At startup the lifespan reads TABULARMAPPER_CONFIG, builds MappingCache() from TABULARMAPPER_CACHE, builds the learn store, and enables the AI matcher if OPENAI_API_KEY is set. Configure it entirely with env vars.

Control the cache yourself — write your own lifespan

import os
from contextlib import asynccontextmanager
from fastapi import FastAPI
import tabularmapper.engine as engine
from tabularmapper.api import router, state, build_matcher
from tabularmapper import MappingCache, LearnStore, apply_learned

@asynccontextmanager
async def lifespan(app: FastAPI):
    engine.configure(os.getenv("TABULARMAPPER_CONFIG"))
    state.cache = MappingCache("valkeys://default:pw@host:6379")   # your URL
    state.matcher = build_matcher()          # None if no OPENAI_API_KEY
    state.learn = LearnStore()
    apply_learned(state.learn)
    yield
    state.cache.close()                      # sync, no await
    state.learn.close()

app = FastAPI(lifespan=lifespan)
app.include_router(router)

Endpoints

Method Path Purpose
POST /mapper/map upload an .xlsx, get the mapping + rows (JSON)
GET /mapper/health {status, ai_enabled}
GET /mapper/config config-builder web page — design a schema, export config.json
GET /mapper/config.json the mapper's currently-active config as JSON (the page's "Load current" uses this)
GET /mapper/learn/pending debit/credit synonyms awaiting approval
POST /mapper/learn/approve approve a pending synonym (?phrase=&field=)
POST /mapper/learn/reject reject a pending synonym

POST /mapper/map reads the upload in memory (no temp file) and runs the blocking work in a threadpool. Store the original file to S3 in your own endpoint if you need it — the mapper stays out of AWS.

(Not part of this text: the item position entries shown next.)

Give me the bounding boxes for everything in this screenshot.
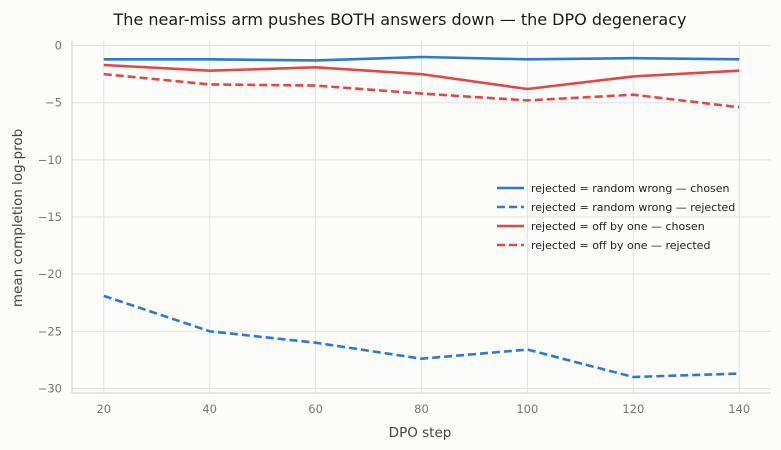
legend-label: rejected = off by one — chosen [531, 220, 705, 233]
series-lines [103, 55, 740, 379]
y-tick-label: −5 [45, 96, 62, 110]
y-axis-label: mean completion log-prob [10, 129, 26, 307]
axes-frame [71, 41, 771, 394]
series-line-3 [103, 63, 740, 91]
y-tick-label: −10 [38, 153, 62, 167]
legend: rejected = random wrong — chosen rejected… [497, 182, 735, 252]
chart-title: The near-miss arm pushes BOTH answers do… [113, 10, 687, 29]
x-tick-label: 120 [622, 402, 644, 416]
y-tick-label: −15 [38, 210, 62, 224]
y-tick-label: −25 [38, 324, 62, 338]
x-tick-label: 60 [308, 402, 323, 416]
x-tick-label: 20 [96, 402, 111, 416]
y-tick-label: −20 [38, 267, 62, 281]
x-axis-label: DPO step [389, 425, 452, 441]
y-tick-label: −30 [38, 381, 62, 395]
series-line-2 [103, 294, 740, 379]
y-tick-label: 0 [55, 39, 62, 53]
x-axis-ticks: 20 40 60 80 100 120 140 [96, 402, 750, 416]
x-tick-label: 80 [414, 402, 429, 416]
x-tick-label: 40 [202, 402, 217, 416]
series-line-4 [103, 72, 740, 109]
y-axis-ticks: 0 −5 −10 −15 −20 −25 −30 [38, 39, 62, 396]
legend-label: rejected = off by one — rejected [531, 239, 710, 252]
legend-label: rejected = random wrong — rejected [531, 201, 735, 214]
grid [72, 41, 771, 393]
legend-label: rejected = random wrong — chosen [531, 182, 730, 195]
series-line-1 [103, 55, 740, 62]
x-tick-label: 140 [728, 402, 750, 416]
x-tick-label: 100 [516, 402, 538, 416]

Two query params shape the request:

curl -F file=@f.xlsx "http://localhost:8000/mapper/map?format=base64"    # json + a mapped .xlsx in file_base64
curl -F file=@f.xlsx "http://localhost:8000/mapper/map?format=file" -OJ  # download the mapped .xlsx
curl -F file=@f.xlsx "http://localhost:8000/mapper/map?threshold=90"     # stricter fuzzy gate for this call

format is json (default) / base64 / file. threshold (0–100) overrides TABULARMAPPER_THRESHOLD for one request — raise it to send borderline fuzzy matches to the AI matcher instead of trusting them.

The /mapper prefix is configurable (this is a general table→schema mapper, not just banks): set TABULARMAPPER_ROUTE_PREFIX, or build the router yourself:

from tabularmapper.api import make_router, lifespan
app.include_router(make_router("/catalog"))     # -> POST /catalog/map, ...

Output formats

res.output serializes the same records five ways, lazily (built once, cached):

output_format res.output accessor Best for
records .records (list[dict]) DB insert, JSON APIs (default for process_stream)
json .json (str) HTTP responses, queues
bytes .bytes (bytes) StreamingResponse, S3 upload
base64 .base64 (str) embedding in JSON
file writes to out_path disk (default for process_file)
res = process_stream(data, output_format="records")
db.insert_many(res.records)                 # to your database
s3.put_object(Bucket=b, Key=k, Body=res.output.bytes)   # .xlsx to S3, one pass

CSV: from tabularmapper import records_to_csv_bytes.

AI column matcher (optional)

For a brand-new bank whose headers the synonyms can't place, one LLM call maps the whole header row. It's off unless OPENAI_API_KEY is set, and the prompt contains only column headers + structural metadata (types, fill rate, which columns are mutually exclusive) — never a transaction value.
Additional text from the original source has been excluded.